Kimse kusura bakmasın ama, demokratik sistemlerde bunun adına halkın iradesinin etrafından dolaşarak yeni kurallar icat etmek denir. Esas talihsizlik, yıllarca “halkın iradesinin üstünde hiçbir güç tanımadığı” söylemiyle milletin teveccühüne mazhar olmuş bir partinin, yolun bir yarısında kuralları değiştirerek yan yollara sapmasıdır. Kaldı ki halka rağmen, bu tür demokrasi dışı yöntemlerin işe yaramayacağını en iyi AK Parti bilir.
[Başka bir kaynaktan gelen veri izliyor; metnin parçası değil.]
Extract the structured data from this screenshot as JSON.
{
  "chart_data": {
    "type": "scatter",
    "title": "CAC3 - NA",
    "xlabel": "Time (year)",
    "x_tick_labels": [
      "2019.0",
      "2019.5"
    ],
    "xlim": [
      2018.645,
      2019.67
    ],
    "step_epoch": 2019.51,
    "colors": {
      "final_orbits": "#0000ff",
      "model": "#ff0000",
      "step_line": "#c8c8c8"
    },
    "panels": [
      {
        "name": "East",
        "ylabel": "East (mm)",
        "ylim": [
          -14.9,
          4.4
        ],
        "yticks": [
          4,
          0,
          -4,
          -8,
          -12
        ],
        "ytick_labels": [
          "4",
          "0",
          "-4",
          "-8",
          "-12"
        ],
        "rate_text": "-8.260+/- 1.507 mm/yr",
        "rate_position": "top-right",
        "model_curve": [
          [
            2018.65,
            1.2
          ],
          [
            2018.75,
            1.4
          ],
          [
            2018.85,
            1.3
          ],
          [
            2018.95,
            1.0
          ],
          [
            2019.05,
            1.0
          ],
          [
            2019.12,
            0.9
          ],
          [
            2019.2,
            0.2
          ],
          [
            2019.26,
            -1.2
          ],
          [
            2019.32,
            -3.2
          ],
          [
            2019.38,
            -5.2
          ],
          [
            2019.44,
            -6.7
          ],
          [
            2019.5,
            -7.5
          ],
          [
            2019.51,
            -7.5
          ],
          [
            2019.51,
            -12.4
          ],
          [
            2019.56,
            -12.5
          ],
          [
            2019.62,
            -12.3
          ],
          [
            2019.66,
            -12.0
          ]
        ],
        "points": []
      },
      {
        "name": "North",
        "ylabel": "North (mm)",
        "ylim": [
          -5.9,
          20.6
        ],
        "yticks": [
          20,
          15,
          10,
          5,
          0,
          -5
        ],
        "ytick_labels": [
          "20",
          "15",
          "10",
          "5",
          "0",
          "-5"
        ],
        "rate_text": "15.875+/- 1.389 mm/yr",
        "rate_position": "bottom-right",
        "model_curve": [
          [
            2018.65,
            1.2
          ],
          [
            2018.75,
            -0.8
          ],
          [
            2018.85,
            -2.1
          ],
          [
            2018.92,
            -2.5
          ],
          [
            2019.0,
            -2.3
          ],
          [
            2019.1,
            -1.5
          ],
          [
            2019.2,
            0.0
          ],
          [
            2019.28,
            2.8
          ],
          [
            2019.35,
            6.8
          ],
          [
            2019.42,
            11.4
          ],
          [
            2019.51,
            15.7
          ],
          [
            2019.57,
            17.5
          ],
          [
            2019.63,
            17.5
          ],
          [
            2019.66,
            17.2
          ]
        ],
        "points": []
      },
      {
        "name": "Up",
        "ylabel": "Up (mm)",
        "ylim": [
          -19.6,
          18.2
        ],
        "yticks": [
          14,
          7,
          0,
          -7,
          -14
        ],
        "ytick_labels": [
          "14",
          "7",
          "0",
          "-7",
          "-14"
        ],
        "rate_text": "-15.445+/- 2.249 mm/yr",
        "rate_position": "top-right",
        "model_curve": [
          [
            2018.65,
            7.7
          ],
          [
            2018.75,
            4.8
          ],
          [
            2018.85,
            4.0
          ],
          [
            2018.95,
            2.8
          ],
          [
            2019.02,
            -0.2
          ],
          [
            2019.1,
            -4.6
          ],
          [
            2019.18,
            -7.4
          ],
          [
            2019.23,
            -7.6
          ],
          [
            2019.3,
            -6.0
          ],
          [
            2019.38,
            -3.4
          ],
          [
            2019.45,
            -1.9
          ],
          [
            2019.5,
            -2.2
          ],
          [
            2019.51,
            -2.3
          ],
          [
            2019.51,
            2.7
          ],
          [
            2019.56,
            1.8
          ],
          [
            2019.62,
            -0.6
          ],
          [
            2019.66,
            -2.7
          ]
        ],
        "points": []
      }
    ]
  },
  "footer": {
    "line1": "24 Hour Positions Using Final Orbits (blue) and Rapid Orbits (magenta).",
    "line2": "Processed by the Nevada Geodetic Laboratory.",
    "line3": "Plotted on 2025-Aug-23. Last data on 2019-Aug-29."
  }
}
Maalesef AK Parti seçilmiş belediye başkanlarına karşı devreye soktuğu bu uygulamalarla doğrudan kendi ayağına kurşun sıkıyor. Mesela İstanbul özelinden baktığımızda, iktidarın Ekrem İmamoğlu’na orantısız bir güç aktardığını rahatlıkla söyleyebiliriz. Dolayısıyla bundan böyle İstanbul’da yapılamayan hizmetlerin sorumlusu Ekrem İmamoğlu değil, iktidar olacaktır.
Nitekim bu karar üzerine değerlendirmelerde bulunan İmamoğlu hukuki sürecin devam ettiğini, nihai kararın henüz çıkmadığını belirterek “İktidar temsilcilerinin böylesi bir kararı alkışlamamaları lazım. Bu onlar için de kendi kalelerine gol atmak olur. Yönetemezler böyle bir süreci, halka da anlatamazlar” diye konuştu.
Eğer büyükşehirlerin yönetimini doğrudan Cumhur İttifakı’na teslim edecek olan bu karar kesinleşirse, iktidar bu durumu halka izah etmekte güçlük çekecektir.
Yani şimdi iktidar İstanbul halkına dönüp “Ey İstanbullular İmamoğlu’nu seçerseniz sonucuna katlanırsınız mı?” diyecek?